Тот, кого он именует главным инженером, для моего рассказчика не случился. Я могу предугадать, что и не случится. Я не знаю, можно ли спросить — почему, не нарушив ткань повествования, не допустив непозволительное любопытство. Я не чувствую здесь, в этой комнате, границ и правил — не чувствую многократно. Чужой мир. Чужая структура. Чужая мне — и весьма высокая — роль господина Лаи Энтайо-Къерэн-до в этой структуре. Его возраст. Его непроницаемая, как защитное поле, манера.
Может быть, он не замечал чужих опор, потому что сам ни на кого не опирался? Или тот, кто предъявлял миру внешним слоем слабость, беспомощность, отсутствие себя, просто не мог стать чем-то большим для моего собеседника? Господин тогда еще просто Лаи просеял через пальцы мелкую гальку фактов из личного дела и в ладони ничего не осталось. Странно это понимать… а может быть, не странно.

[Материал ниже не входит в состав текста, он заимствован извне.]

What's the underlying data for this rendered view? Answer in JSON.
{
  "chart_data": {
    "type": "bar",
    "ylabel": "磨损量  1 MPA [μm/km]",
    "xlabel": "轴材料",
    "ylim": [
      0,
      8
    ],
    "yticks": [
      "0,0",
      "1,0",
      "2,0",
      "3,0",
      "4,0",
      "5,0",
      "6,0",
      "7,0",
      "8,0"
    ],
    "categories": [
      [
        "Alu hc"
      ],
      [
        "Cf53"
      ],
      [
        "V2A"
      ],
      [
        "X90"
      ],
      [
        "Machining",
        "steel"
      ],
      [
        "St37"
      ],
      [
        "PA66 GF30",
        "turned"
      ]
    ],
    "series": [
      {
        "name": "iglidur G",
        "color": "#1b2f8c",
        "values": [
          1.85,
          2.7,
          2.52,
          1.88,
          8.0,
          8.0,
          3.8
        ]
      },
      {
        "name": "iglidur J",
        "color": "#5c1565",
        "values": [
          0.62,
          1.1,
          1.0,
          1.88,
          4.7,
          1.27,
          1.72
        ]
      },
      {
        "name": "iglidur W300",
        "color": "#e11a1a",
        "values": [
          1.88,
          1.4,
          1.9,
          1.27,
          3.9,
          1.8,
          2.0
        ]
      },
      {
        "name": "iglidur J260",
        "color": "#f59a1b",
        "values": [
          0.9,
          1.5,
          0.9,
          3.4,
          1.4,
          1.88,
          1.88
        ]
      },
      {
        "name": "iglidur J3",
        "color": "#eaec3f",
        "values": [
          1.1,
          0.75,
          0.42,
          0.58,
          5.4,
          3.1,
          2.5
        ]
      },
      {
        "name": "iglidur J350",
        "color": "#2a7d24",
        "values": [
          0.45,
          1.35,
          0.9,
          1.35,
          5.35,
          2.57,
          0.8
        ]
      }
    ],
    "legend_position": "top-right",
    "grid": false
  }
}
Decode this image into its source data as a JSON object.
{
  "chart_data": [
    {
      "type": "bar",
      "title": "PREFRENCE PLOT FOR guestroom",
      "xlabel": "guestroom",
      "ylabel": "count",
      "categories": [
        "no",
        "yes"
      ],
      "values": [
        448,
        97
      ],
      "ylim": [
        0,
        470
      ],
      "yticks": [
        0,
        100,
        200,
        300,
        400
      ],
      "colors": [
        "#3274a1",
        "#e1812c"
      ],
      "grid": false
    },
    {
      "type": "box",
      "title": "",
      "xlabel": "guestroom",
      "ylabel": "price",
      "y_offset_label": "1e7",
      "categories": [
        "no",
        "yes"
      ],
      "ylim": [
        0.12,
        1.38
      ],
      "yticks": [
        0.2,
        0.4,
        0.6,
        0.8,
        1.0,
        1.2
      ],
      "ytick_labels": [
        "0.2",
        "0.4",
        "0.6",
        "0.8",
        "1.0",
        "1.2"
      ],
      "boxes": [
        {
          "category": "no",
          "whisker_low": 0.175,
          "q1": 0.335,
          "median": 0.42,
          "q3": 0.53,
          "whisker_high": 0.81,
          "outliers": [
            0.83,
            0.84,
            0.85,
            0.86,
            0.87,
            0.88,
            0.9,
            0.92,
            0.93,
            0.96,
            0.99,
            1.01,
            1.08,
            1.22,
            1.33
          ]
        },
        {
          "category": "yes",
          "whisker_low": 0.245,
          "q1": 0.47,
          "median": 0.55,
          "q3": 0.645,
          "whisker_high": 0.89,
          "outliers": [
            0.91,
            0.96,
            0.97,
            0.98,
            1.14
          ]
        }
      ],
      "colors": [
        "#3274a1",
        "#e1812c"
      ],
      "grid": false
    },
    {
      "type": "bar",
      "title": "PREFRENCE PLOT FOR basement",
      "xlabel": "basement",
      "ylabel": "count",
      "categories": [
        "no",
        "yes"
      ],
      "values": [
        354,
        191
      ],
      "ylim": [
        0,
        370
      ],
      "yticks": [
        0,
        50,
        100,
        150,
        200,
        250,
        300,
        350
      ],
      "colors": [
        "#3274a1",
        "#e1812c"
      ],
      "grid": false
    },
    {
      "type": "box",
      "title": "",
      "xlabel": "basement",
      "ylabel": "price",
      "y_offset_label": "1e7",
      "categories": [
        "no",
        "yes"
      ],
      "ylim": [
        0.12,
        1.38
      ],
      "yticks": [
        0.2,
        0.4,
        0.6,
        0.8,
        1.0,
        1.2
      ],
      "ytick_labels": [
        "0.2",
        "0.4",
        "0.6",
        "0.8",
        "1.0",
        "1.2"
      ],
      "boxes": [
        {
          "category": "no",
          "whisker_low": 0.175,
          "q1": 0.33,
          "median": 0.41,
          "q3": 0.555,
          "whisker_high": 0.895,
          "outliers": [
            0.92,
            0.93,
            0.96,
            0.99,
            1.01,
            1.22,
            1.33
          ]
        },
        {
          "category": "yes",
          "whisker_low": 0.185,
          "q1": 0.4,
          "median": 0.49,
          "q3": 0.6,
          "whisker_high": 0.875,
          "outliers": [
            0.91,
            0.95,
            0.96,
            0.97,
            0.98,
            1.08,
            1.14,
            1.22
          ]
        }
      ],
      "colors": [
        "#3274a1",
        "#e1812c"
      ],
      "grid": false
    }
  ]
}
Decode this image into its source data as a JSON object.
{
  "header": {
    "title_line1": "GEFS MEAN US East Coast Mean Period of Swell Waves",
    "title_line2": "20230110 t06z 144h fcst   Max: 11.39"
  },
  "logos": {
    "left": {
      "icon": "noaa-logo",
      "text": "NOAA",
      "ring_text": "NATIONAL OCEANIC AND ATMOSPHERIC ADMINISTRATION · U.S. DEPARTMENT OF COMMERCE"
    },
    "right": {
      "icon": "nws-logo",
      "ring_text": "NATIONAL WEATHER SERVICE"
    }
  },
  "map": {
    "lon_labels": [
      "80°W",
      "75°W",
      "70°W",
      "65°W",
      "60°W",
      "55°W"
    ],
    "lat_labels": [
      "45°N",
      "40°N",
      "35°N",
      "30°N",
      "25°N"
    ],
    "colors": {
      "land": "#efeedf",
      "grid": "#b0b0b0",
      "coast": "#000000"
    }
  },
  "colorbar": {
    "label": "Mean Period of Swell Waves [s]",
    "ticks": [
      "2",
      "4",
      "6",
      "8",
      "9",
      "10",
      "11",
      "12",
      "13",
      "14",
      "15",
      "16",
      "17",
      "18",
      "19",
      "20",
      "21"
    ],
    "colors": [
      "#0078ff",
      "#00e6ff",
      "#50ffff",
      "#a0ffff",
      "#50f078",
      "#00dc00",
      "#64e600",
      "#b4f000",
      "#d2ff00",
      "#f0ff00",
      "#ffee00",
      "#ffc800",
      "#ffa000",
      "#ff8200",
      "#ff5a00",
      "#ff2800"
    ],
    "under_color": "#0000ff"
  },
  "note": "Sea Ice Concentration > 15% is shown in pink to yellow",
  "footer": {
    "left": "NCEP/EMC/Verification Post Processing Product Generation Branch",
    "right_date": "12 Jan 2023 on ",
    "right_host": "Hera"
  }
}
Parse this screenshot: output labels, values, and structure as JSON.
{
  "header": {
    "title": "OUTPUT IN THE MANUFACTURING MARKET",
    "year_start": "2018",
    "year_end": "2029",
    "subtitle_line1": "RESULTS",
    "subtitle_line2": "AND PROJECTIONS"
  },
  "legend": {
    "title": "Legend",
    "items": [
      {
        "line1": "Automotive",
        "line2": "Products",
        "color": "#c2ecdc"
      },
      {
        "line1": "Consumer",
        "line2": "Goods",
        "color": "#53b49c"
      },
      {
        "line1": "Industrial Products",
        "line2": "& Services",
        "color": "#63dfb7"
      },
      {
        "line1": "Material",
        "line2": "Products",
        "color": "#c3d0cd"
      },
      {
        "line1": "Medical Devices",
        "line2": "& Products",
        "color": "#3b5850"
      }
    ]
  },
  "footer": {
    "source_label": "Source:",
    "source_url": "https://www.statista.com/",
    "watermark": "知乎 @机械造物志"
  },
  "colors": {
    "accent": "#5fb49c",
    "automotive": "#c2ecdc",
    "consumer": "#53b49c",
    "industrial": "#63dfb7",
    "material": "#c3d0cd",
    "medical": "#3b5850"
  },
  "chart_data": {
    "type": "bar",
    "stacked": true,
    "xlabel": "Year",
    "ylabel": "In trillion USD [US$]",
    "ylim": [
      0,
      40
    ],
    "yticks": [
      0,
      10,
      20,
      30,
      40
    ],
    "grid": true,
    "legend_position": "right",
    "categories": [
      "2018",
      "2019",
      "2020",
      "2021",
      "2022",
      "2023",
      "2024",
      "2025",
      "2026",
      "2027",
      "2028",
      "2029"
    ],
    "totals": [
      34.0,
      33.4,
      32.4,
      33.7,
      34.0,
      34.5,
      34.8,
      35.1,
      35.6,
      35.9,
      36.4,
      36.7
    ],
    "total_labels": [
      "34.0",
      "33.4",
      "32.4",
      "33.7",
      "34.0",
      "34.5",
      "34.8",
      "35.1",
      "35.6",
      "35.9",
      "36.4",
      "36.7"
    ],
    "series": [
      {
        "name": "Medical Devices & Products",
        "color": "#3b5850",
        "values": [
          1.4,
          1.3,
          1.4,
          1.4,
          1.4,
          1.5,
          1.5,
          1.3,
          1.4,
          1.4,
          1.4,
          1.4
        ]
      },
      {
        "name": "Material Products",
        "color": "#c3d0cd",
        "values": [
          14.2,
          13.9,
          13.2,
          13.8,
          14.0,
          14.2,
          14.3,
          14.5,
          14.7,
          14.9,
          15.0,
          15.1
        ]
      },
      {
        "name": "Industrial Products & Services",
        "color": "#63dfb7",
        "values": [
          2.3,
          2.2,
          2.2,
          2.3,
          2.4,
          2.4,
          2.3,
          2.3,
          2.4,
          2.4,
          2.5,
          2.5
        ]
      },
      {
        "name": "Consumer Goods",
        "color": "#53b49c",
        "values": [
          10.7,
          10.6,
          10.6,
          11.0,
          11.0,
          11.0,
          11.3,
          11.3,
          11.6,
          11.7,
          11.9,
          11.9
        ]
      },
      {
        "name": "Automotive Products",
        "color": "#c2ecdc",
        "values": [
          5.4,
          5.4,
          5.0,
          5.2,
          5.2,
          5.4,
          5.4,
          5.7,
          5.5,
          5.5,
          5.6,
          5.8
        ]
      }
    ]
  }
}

Я смотрю на пожилого человека, мне трудно представить его юношей, которому нужно было видеть чужую силу, для которого старшие были — для взгляда снизу вверх, и этот взгляд много требовал, резко мерил, поверхносто судил. Руководство, Проект, родной мир, соратников — всех. Что ускользнуло от этого взгляда тогда и не было переоценено сейчас?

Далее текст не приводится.